Part Four: THE RESPONSIBILITY
Kenya has three main CMOs: MCSK, PAVRISK, and KAMP. Each of these organizations is responsible for collecting royalties for musicians and producers, but there is a growing sense of disillusionment among artists about the lack of accountability. Board members, many of whom are musicians or producers, sit in positions of power but have failed to address the persistent financial issues within the CMOs.

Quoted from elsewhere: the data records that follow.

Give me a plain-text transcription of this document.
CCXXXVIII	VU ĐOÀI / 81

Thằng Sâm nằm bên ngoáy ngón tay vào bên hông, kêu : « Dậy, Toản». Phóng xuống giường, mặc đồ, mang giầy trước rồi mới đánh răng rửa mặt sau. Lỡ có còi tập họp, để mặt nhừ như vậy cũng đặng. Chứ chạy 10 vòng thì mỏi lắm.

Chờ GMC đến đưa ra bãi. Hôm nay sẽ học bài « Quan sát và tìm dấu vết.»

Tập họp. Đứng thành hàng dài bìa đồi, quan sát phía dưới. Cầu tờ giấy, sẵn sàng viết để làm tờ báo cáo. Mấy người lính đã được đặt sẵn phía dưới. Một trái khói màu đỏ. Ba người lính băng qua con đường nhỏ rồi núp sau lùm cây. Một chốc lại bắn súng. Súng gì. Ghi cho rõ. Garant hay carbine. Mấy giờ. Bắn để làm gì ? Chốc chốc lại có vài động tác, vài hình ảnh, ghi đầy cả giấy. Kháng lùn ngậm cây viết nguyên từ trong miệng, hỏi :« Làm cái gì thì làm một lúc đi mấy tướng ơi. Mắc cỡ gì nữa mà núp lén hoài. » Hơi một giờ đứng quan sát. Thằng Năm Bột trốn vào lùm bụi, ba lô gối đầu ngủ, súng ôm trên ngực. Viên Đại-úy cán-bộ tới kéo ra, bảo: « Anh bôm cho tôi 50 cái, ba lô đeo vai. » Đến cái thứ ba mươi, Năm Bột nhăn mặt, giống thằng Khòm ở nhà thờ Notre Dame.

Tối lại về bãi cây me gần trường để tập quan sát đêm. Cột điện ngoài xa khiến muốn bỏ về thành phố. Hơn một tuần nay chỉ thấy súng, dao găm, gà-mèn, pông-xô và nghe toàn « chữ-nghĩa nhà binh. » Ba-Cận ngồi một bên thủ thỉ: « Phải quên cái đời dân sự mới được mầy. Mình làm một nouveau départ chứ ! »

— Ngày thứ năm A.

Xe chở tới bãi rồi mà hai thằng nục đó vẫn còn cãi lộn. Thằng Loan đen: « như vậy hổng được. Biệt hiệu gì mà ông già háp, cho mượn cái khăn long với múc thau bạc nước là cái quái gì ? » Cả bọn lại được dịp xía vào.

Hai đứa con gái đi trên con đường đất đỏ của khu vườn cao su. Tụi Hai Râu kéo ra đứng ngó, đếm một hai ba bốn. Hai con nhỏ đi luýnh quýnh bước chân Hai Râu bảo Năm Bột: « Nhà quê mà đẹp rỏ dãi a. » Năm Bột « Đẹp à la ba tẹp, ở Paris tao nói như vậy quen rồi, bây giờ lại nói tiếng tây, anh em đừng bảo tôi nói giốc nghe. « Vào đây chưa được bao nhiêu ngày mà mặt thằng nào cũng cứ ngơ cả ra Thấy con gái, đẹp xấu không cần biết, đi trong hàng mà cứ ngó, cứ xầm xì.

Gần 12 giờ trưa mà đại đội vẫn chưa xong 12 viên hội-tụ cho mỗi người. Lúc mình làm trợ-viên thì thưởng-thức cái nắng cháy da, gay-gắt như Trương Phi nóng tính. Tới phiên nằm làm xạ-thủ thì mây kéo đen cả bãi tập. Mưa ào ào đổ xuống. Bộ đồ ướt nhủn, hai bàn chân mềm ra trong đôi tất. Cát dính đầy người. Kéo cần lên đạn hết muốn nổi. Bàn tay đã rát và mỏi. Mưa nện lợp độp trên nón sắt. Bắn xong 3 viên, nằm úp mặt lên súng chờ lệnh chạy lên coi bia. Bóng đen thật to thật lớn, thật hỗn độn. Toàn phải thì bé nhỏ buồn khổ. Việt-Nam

Why would leaders like Maurice Okoth transition from MCSK to KAMP, despite the scandals that have followed him? Why would Angela Ndambuki, a member of Tattu music group, leave PAVRISK only to join KAMP? These moves raise questions about the ethics within the industry. Musicians who serve on these boards need to hold themselves accountable for the mismanagement that continues to plague the CMO system.
Final Part: THE REAL DEAL
With three CMOs each collecting about Sh100 million, a major shift in how royalties are collected could transform the industry. A proposal for the government to collect royalties through an e-citizen platform could help streamline payments and significantly increase the amount of royalties collected. If implemented properly, it could lead to an estimated Sh500 million annually—far more than what is currently being reported.
The key to improving the situation lies in transparency, proper management, and ensuring that the majority of the collected royalties reach the artists who deserve them. If this new model is adopted, it will be a game changer for musicians in Kenya, providing them with fair compensation for their hard work.
For now, though, the question remains: Where is the money?